Rz. 8

Durch § 29 Abs. 2 Satz 2 wird das Grundrecht der Unverletzlichkeit der Wohnung eingeschränkt. Betriebsstätten sind zunächst keine Wohnungen. Sofern also die Notwendigkeit besteht, etwa bei Heimarbeitsplätzen, Beschäftigung in Familienhaushalten oder bei nicht nur gelegentlichem Homeoffice, die Wohnung der Schwangeren zu betreten, wird dies durch § 29 Abs. 2 möglich.

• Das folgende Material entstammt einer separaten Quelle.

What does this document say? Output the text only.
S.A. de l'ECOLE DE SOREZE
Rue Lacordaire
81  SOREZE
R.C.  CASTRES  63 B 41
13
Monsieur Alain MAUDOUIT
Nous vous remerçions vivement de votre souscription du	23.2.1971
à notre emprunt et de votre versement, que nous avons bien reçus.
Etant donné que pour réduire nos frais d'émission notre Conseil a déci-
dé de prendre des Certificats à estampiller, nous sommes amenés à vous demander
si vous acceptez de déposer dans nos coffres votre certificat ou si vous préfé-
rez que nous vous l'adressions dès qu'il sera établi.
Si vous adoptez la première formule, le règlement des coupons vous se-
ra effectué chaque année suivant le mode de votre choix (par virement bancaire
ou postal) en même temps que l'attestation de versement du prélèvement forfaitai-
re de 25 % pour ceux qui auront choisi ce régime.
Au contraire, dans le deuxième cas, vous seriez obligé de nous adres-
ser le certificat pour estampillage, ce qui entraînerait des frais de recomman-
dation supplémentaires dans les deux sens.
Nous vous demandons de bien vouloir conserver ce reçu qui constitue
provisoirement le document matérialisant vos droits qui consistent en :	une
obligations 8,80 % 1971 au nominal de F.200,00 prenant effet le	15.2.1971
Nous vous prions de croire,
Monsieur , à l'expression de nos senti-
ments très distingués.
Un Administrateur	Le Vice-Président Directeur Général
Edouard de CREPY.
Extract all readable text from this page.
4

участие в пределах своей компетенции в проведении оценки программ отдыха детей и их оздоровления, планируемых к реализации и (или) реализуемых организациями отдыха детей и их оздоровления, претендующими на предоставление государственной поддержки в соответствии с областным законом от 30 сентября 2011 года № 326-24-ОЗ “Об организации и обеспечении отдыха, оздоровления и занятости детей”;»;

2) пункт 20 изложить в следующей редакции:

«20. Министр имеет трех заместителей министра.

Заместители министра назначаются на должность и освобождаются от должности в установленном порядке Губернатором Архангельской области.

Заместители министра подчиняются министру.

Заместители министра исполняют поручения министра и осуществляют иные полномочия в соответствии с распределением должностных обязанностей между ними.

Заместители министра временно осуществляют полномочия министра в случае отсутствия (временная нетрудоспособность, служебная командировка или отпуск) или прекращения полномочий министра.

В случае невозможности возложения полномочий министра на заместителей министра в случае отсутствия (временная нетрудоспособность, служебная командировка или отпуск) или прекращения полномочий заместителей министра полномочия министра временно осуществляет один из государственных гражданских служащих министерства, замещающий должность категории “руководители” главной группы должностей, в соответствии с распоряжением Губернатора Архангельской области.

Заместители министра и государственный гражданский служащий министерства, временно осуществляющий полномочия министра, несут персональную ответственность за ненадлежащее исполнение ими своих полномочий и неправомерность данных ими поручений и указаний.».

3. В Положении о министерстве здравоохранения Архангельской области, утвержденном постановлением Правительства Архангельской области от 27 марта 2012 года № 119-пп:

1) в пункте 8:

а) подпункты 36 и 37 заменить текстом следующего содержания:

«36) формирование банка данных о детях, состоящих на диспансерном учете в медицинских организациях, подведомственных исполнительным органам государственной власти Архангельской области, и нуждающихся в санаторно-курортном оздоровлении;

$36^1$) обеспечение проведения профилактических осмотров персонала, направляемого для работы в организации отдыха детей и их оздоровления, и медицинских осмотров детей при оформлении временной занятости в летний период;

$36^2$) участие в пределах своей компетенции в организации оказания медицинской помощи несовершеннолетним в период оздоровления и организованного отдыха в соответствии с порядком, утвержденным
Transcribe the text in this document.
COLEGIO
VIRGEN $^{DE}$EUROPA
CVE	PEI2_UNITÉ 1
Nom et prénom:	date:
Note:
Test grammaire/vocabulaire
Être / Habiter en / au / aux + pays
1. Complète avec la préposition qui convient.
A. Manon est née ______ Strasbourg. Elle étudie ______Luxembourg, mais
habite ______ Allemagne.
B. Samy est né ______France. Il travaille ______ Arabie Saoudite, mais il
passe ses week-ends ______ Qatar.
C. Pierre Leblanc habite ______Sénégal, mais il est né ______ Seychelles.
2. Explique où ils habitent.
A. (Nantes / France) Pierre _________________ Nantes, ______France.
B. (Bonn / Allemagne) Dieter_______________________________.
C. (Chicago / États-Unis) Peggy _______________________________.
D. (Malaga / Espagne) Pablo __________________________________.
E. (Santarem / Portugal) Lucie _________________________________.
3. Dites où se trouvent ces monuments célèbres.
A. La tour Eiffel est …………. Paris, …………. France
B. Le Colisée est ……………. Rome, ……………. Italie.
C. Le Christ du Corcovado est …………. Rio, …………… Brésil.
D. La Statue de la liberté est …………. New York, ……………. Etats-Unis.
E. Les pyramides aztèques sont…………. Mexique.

Die Aufsichtsbehörden haben aufgrund der verweisenden Regelung auf § 22 Abs. 2 ArbSchG Zugang zu allen Betriebsstätten und Nebengebäuden, um sich vor Ort ein umfassendes Bild von der Arbeitsumgebung machen zu können. Die Definition der Betriebsstätten findet sich in der Betriebsstättenverordnung. Danach sind nicht nur die Produktionsräume eine Betriebsstätte, sondern auch die Sozialräume, Nebenräume, Flure und Treppenhäuser sowie das Betriebsgelände.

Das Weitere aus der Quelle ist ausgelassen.